Hepatology Digest: What are the risk factors for HCC development in patients after eradication of viral hepatitis?

Dr Chung: The most important risk factor for the subsequent development of HCC after the elimination of viral hepatitis is the state of cirrhosis. If there is cirrhosis, particularly advanced cirrhosis, which can be assessed using elastography or clinically based on the appearance of the liver or through the existence of decompensation, then this is associated with the highest risk for subsequent HCC, even after cure. There are other factors like age and diabetes that are important risks for the subsequent development of liver cancer. The co-existence of fatty liver or heavy alcohol use are important cofactors for subsequent HCC risk. Ultimately, it is hoped that markers will be developed to help prognosticate that risk in patients who have cleared their virus. We don’t have those yet.

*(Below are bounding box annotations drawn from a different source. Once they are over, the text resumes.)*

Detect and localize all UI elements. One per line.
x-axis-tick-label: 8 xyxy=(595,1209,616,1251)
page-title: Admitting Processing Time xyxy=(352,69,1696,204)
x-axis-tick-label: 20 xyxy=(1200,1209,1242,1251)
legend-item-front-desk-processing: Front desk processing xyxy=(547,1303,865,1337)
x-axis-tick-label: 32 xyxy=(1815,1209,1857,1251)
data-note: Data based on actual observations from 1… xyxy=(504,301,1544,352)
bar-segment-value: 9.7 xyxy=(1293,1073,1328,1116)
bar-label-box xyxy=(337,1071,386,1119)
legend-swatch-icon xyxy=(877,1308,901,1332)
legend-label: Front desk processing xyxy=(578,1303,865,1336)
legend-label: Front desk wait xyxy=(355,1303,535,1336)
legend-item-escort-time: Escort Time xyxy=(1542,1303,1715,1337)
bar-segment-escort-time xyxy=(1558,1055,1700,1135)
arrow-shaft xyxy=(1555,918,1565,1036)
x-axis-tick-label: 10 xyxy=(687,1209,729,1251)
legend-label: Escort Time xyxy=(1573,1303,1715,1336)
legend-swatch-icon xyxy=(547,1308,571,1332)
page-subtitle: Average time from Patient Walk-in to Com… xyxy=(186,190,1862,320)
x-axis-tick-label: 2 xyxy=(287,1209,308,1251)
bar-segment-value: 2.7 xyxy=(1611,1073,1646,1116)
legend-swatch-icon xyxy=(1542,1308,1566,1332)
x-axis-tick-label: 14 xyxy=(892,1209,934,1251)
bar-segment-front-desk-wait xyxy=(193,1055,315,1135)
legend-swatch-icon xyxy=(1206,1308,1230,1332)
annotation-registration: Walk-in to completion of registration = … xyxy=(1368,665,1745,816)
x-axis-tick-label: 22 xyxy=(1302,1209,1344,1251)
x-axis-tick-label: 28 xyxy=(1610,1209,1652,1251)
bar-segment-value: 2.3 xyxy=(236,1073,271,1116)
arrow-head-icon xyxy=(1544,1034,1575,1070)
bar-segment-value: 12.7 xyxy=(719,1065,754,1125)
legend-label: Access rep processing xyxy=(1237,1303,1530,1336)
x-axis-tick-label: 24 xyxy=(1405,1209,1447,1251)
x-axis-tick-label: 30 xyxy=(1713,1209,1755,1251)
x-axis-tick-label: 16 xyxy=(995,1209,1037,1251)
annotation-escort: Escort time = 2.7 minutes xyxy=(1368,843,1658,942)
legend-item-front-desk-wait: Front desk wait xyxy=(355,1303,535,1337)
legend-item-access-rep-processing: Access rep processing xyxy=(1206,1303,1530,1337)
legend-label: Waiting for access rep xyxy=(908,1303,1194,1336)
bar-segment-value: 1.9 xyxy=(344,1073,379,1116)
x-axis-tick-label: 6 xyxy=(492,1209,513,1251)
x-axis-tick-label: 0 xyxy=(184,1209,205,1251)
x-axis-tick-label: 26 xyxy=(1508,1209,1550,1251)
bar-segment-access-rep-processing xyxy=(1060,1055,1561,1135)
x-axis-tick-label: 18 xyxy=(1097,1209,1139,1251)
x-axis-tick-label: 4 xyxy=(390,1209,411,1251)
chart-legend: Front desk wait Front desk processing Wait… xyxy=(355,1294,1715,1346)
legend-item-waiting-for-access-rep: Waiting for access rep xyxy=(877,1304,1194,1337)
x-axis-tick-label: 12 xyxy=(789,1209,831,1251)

These may be related to specific gene expression signatures or defects that persist in these patients after virus elimination.

 

Hepatology Digest: How do we improve HCC surveillance to optimize outcomes in clinical practice?

Dr Chung: I think the main thing is going to be intensifying surveillance by selecting those patients who we view to be at particularly high risk – separating the high-risk patients from the low-risk patients. We take those high-risk patients and subject them to more intensive surveillance. That is the best way for us to arrive at early detection and therefore treatment in those who subsequently develop HCC. The other possibility, and something we are hoping to test in prospective controlled trials, would be the use of chemopreventive strategies. Even after eliminating the virus and by stratifying those patients at increased risk, we could apply additional treatment to further reduce the risk of that patient developing subsequent hepatocellular carcinoma. There may be some promising approaches in that regard using common agents, such as statins, for example.


Hepatology Digest: How should we manage patients with abnormal alpha-fetoprotein or other biomarkers in the absence of scans and other imaging modalities?

Dr Chung: We can’t really diagnose HCC without an imaging modality. That is critically important. I think we are eventually going to need to find a way to get any patient who is at risk access to imaging. It is very hard to arrive at a diagnosis of HCC without imaging because you need to know the extent of the tumor. What I would say is that if someone has abnormal biomarkers, it will be very important to get that patient some form of imaging, the more sensitive the better. I do believe all of this rests on an important imaging approach. Even in those patients where we check circulating tumor cells and use other sophisticated biomarkers, at the end of the day, we are still going to need to understand the extent of the tumor in order to manage it optimally. Imaging will be critical at the end of the day.